Ook gepubliceerd in Veiligheidsnieuws, nr. 221, 2023
[1] Art. 1382 en 1383 Oud Burgerlijk Wetboek.
[2] Art. 1384 Oud Burgerlijk Wetboek.
[3] Art. 18 Arbeidsovereenkomstenwet; voor ambtenaren: art. 2 Wet 10 februari 2003, BS 27 februari 2003.
[4] Respectievelijk hoofdstukken III, IV, afdeling 1, IV, afdeling 2 en V van de Welzijnswet. De regels voor TMB worden verder uitgewerkt in het KB van 25 januari 2001, dat nog geen deel uitmaakt van de Codex hoewel de FOD WASO daar actueel wel de voorbereidingen toe treft.
[5] Art. 8, §2, 1° Welzijnswet.
[6] Corr. Oost-Vlaanderen, afd. Gent 3 november 2021, nr. 2021/3660, bevestigd door Gent 1 december 2022, nr. C/1608/2022, waartegen het cassatieberoep werd verworpen door Cass 2 mei 2023, P.22.1762.
[7] Gent 2 mei 2019, nr. 2019/1257.
[8] Gent 20 februari 2020, nr. 2020/593, bevestigt Corr.
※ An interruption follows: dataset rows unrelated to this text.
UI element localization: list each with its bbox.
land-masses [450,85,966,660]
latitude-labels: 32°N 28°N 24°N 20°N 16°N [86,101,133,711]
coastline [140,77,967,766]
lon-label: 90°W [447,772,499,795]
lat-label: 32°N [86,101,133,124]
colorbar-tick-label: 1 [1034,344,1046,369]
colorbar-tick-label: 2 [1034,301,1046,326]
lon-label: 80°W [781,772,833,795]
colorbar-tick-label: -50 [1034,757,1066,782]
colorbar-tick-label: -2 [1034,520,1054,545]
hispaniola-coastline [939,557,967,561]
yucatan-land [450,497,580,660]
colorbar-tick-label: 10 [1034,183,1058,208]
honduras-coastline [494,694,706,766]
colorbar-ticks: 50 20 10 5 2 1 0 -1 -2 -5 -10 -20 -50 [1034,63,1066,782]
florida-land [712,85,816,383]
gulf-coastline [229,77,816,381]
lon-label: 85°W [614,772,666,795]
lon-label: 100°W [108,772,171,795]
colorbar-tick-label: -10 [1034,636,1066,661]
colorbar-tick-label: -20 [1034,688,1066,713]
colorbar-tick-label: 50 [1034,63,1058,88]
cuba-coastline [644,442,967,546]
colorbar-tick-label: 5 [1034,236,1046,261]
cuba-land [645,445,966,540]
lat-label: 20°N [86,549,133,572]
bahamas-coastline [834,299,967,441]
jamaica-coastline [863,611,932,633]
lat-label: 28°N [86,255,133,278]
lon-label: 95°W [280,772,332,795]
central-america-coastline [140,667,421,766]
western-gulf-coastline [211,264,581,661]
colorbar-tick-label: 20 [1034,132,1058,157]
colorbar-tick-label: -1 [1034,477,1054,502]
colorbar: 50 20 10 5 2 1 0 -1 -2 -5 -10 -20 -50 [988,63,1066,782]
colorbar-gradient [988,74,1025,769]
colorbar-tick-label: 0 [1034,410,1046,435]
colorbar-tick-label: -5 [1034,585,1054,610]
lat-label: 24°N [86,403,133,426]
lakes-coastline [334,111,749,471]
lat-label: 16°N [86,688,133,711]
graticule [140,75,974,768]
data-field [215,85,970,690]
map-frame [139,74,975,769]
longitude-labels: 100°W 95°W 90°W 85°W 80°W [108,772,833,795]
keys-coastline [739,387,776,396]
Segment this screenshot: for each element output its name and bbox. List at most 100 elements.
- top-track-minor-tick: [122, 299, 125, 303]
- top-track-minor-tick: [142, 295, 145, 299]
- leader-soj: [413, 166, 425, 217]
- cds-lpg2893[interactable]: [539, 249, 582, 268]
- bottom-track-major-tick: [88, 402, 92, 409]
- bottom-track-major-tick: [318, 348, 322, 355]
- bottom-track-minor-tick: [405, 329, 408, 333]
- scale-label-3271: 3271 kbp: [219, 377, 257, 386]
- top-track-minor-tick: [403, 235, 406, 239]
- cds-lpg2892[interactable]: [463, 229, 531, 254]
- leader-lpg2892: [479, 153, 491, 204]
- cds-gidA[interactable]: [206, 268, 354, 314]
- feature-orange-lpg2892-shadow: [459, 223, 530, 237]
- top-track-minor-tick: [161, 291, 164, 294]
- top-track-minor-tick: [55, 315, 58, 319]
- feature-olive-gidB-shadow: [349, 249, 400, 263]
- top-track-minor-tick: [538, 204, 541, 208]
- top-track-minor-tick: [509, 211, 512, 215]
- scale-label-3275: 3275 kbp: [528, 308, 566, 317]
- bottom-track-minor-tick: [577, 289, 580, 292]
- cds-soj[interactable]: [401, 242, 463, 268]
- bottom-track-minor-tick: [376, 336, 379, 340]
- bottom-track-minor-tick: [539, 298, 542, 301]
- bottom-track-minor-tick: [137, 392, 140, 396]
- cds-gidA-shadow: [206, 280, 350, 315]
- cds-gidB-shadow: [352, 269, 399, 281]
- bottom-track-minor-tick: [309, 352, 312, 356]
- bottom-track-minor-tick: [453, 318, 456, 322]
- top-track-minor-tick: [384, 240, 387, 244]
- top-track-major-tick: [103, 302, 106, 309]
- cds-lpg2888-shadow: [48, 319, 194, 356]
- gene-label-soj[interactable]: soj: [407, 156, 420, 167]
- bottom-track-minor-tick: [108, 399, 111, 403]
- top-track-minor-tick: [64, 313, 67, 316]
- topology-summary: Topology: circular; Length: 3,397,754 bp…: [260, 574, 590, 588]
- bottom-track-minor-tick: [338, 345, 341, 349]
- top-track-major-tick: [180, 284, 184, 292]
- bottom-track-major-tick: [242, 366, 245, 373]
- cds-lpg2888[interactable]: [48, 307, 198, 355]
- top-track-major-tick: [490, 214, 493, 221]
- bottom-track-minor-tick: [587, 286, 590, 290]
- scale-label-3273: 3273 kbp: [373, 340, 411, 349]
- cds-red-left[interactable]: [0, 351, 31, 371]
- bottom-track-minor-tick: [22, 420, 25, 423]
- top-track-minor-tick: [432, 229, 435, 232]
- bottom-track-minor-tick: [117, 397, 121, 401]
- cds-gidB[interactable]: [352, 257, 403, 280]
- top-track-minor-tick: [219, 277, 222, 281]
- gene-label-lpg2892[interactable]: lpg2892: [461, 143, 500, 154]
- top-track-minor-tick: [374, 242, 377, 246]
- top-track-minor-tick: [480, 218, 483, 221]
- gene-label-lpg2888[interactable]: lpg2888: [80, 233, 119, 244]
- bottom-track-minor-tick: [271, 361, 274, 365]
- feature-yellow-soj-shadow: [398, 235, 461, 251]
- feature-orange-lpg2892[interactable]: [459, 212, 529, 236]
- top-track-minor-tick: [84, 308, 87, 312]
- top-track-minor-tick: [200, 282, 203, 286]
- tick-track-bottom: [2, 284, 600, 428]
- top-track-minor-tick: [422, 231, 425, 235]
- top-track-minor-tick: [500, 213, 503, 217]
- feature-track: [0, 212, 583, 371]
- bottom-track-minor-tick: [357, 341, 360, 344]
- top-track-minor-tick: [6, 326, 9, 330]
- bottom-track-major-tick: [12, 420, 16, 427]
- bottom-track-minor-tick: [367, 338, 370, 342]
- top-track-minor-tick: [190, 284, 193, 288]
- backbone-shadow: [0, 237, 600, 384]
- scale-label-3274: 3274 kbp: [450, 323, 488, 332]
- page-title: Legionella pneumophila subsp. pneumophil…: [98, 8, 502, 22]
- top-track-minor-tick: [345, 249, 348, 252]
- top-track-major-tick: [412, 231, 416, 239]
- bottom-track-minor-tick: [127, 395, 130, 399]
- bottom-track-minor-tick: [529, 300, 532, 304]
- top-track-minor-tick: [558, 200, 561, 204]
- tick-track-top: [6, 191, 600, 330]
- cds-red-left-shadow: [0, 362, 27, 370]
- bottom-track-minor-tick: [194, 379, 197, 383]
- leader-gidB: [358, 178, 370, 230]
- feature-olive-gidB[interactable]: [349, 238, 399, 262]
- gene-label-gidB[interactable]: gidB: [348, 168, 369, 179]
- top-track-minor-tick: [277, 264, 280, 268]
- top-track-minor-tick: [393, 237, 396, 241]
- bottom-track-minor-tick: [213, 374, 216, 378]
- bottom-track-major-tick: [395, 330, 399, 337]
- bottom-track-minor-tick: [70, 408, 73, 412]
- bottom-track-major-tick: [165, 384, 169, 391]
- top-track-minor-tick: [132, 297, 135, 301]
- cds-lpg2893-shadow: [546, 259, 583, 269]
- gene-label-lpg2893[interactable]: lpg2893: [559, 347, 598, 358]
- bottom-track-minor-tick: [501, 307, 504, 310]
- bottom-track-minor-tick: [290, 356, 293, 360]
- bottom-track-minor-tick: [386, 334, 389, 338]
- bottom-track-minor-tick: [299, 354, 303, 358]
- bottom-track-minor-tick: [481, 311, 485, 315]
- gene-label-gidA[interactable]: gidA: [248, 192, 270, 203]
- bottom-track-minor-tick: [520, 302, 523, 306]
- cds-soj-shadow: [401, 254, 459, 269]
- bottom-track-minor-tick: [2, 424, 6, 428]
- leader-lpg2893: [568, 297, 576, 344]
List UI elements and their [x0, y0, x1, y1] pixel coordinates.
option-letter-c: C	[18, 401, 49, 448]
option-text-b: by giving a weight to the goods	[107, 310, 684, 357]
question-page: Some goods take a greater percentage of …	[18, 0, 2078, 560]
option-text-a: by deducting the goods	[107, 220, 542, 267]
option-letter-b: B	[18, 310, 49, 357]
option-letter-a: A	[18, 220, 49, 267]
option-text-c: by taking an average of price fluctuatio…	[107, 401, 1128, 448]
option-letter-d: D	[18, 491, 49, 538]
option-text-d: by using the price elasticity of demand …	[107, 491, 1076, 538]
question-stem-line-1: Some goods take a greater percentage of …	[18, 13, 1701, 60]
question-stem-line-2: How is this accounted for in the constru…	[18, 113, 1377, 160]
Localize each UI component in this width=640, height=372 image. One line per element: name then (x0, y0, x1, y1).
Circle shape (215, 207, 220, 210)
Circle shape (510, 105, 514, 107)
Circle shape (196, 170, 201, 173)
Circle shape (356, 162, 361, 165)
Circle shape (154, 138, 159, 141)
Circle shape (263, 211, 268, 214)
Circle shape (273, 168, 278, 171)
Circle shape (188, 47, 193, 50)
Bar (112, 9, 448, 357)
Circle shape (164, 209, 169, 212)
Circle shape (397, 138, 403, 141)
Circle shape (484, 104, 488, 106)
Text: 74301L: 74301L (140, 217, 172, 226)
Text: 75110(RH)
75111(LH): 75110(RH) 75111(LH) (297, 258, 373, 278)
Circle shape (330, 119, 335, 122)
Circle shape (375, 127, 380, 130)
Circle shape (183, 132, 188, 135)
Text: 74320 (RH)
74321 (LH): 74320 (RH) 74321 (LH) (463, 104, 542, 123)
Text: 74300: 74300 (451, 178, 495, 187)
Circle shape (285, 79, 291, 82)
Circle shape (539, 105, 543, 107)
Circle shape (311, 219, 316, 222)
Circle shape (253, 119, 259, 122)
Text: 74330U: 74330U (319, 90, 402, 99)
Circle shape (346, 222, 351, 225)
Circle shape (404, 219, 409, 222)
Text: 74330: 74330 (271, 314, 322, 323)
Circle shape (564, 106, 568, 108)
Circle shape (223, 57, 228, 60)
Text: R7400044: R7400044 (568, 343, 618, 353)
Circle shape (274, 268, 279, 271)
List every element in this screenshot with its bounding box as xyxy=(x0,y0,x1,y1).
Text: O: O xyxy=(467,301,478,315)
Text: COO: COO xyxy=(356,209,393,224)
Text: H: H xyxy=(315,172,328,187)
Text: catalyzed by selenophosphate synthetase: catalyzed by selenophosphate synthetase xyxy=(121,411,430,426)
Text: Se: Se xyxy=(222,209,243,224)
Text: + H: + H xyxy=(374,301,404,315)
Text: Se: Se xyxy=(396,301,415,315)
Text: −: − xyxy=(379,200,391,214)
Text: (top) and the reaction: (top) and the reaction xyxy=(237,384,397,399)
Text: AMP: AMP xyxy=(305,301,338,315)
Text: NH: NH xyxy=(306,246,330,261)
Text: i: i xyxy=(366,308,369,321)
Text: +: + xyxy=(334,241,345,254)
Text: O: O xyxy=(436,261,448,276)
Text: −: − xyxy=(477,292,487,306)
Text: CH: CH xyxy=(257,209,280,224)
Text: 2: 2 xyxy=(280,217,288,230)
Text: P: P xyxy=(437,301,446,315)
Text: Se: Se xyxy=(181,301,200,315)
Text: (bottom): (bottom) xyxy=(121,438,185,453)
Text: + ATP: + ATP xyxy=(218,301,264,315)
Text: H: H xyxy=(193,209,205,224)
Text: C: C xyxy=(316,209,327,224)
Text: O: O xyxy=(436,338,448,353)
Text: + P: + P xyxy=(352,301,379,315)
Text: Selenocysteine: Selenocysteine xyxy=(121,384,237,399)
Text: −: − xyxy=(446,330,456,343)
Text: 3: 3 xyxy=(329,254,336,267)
Oost-Vlaanderen, afd. Gent 3 oktober 2018, nr. 2018/2678.
[9] Corr. Antwerpen, afd. Antwerpen 18 november 2022, nr. 2022/5351, tegen dit vonnis werd hoger beroep aangetekend door de contractor.
[10] Art. 2 KB 25 januari 2001, BS 7 februari 2001.
[11] Corr. West-Vlaanderen, afd. Brugge 18 december 2019, nr. 2019/2680.